Tensile behavior of square-twist origami inspired mechanical metamaterials with soft joints and chirality applications

The performance and behavior of origami-inspired mechanical metamaterials are closely related to their structural design and the joints sub equivalent to the crease, in addition to material selection. Current research on square-twist origami focused on the unidirectional formation between its stable states. However, the complete process of squeezing-folding and stretching-unfolding as well as the mechanical behavior under tensile loading have not been thoroughly studied. In this study, square-twist origami mechanical metamaterials (STOMMs) with soft joints are proposed and investigated. The complete process of typical STOMMs from a flat state to folded stable state by extrusion folding and then returning to a flat state by stretch unfolding is explored using the finite element method.
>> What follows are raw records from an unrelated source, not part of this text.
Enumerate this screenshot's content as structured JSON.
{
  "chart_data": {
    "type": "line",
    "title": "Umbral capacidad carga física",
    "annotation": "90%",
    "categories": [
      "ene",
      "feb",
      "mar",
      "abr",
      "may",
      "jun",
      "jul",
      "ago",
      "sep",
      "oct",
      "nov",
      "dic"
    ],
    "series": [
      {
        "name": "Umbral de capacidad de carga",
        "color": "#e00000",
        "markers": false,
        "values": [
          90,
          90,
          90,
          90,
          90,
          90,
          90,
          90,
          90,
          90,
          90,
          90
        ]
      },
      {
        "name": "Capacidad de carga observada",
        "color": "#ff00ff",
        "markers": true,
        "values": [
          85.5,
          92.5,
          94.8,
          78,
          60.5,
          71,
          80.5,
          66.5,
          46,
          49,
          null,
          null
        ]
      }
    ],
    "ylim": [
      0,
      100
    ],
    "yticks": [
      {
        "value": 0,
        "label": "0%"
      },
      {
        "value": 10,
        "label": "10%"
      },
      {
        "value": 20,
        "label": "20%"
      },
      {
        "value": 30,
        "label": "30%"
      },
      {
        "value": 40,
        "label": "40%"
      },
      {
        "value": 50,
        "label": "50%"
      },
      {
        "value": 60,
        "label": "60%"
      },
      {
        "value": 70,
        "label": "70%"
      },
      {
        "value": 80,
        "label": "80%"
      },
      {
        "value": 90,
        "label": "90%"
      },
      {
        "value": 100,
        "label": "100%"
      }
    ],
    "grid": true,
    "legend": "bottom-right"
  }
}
The strain energy and deformation characteristics of STOMMs are revealed at eight special stages during the folding, stable state, and unfolding processes. Additionally, the influence of geometric parameters on strain energy, deformation, and tensile behavior is also investigated. Finally, inspired by origami chirality, combinatorial mechanical metamaterials with self-locking/non-self-locking behavior are proposed and validated for their tensile and self-locking behavior. The studies could provide new content for origami-inspired soft joint mechanical metamaterials in terms of self-locking and load-bearing.